A lot of people assume that diamonds of higher clarity must also be brighter. But is that really the case? Let’s see how diamond clarity affects brightness and whether there are other factors that can make a stone look more brilliant.
What Exactly Is Diamond Clarity?
Diamond clarity is a quality characteristic that refers to how numerous and visible the natural flaws in a stone are.
The internal imperfections (inclusions) in a diamond occurred at the time of its formation and can look like lines, black spots, crystals, etc.
The more of these defects a stone has, and the bigger they are, the lower the clarity grade assigned to the diamond.
How Much Diamond Clarity Affects Brightness
Diamond clarity does not affect the brightness of a stone as much as many people think.
A diamond with a lower clarity grade is not necessarily less bright than a higher-clarity stone, and vice versa.
There are two main reasons clarity does not necessarily equal brightness.
First, most diamond inclusions are very small and not visible enough to affect brightness noticeably.
Second, even in stones with visible inclusions, the flaws do not take up as much space to affect significantly how light passes through the stone and diminish its brightness.
For all these reasons, top-clarity diamonds do not look much different in terms of brightness from mid- to low-clarity stones of similar color and cut.
What Affects Diamond Brightness?
In general, how bright a diamond looks is determined by how much light is allowed to enter the stone and be reflected by it.
The characteristics affecting diamond brightness the most are the stone’s cut, color, and cleanliness.
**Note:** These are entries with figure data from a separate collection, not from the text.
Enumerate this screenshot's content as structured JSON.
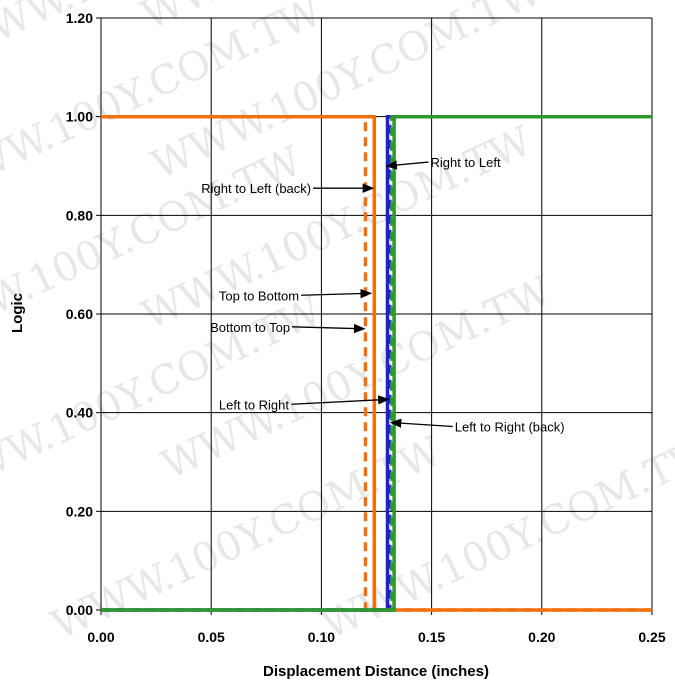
{
  "chart_data": {
    "type": "line",
    "title": "",
    "xlabel": "Displacement Distance (inches)",
    "ylabel": "Logic",
    "xlim": [
      0,
      0.25
    ],
    "ylim": [
      0,
      1.2
    ],
    "x_ticks": [
      0,
      0.05,
      0.1,
      0.15,
      0.2,
      0.25
    ],
    "x_tick_labels": [
      "0.00",
      "0.05",
      "0.10",
      "0.15",
      "0.20",
      "0.25"
    ],
    "y_ticks": [
      0,
      0.2,
      0.4,
      0.6,
      0.8,
      1.0,
      1.2
    ],
    "y_tick_labels": [
      "0.00",
      "0.20",
      "0.40",
      "0.60",
      "0.80",
      "1.00",
      "1.20"
    ],
    "grid": true,
    "legend": "none",
    "series": [
      {
        "name": "Left to Right",
        "color": "#1f1fd6",
        "dash": "solid",
        "x": [
          0,
          0.13,
          0.13,
          0.25
        ],
        "y": [
          0,
          0,
          1,
          1
        ]
      },
      {
        "name": "Right to Left",
        "color": "#1f1fd6",
        "dash": "dashed",
        "x": [
          0,
          0.131,
          0.131,
          0.25
        ],
        "y": [
          0,
          0,
          1,
          1
        ]
      },
      {
        "name": "Left to Right (back)",
        "color": "#2e9a2e",
        "dash": "solid",
        "x": [
          0,
          0.133,
          0.133,
          0.25
        ],
        "y": [
          0,
          0,
          1,
          1
        ]
      },
      {
        "name": "Right to Left (back)",
        "color": "#2e9a2e",
        "dash": "dashed",
        "x": [
          0,
          0.132,
          0.132,
          0.25
        ],
        "y": [
          0,
          0,
          1,
          1
        ]
      },
      {
        "name": "Top to Bottom",
        "color": "#f07010",
        "dash": "solid",
        "x": [
          0,
          0.124,
          0.124,
          0.25
        ],
        "y": [
          1,
          1,
          0,
          0
        ]
      },
      {
        "name": "Bottom to Top",
        "color": "#f07010",
        "dash": "dashed",
        "x": [
          0,
          0.12,
          0.12,
          0.25
        ],
        "y": [
          1,
          1,
          0,
          0
        ]
      }
    ],
    "annotations": [
      {
        "text": "Right to Left",
        "x": 0.1495,
        "y": 0.908,
        "target_x": 0.1295,
        "target_y": 0.9,
        "direction": "left"
      },
      {
        "text": "Right to Left (back)",
        "x": 0.0455,
        "y": 0.855,
        "target_x": 0.1235,
        "target_y": 0.855,
        "direction": "right"
      },
      {
        "text": "Top to Bottom",
        "x": 0.0535,
        "y": 0.638,
        "target_x": 0.1225,
        "target_y": 0.642,
        "direction": "right"
      },
      {
        "text": "Bottom to Top",
        "x": 0.0495,
        "y": 0.574,
        "target_x": 0.1195,
        "target_y": 0.57,
        "direction": "right"
      },
      {
        "text": "Left to Right",
        "x": 0.0535,
        "y": 0.417,
        "target_x": 0.1305,
        "target_y": 0.427,
        "direction": "right"
      },
      {
        "text": "Left to Right (back)",
        "x": 0.1605,
        "y": 0.372,
        "target_x": 0.1315,
        "target_y": 0.38,
        "direction": "left"
      }
    ]
  },
  "watermark": "WWW.100Y.COM.TW"
}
Overlooked by many people, cut is probably the most important factor determining how bright and sparkly a stone looks.
The reason for this is simple: The shape and proportions of a diamond affect how it bends light, how much of it will be reflected, and how much will leak out of the stone.
Well-cut diamonds reflect most of the light that falls onto them and thus appear brighter.
Poorly cut stones, on the other hand, let most of the light entering them leak out without being seen, and that’s why they look dark and dull.
Cut is so important for brilliance and brightness that poorly cut stones of top clarity can look less bright than poor-clarity diamonds with a very good or excellent cut.
Although color does not fundamentally affect how a diamond reflects light as much as cut does, it can still make a stone look brighter or darker.
This effect depends very much on what tints a stone has and how intense they are.
Generally, the whiter a stone, the brighter it appears, and whiteness in diamonds simply refers to how colorless they are.
Diamonds whose color is graded lower have stronger yellowish and brownish tints than higher-graded stones.
So, diamonds that have more color can appear less bright compared to stones that are more colorless and look whiter.
How clean a diamond is also affects its brightness.
Stones that haven’t been cleaned for some time often look dark and lifeless because the dirt accumulated on their surface stops light from entering them.
The flaws in such diamonds also become more visible because the stone’s brilliance and sparkle that can make its inclusions less noticeable are now diminished, making all imperfections stick out.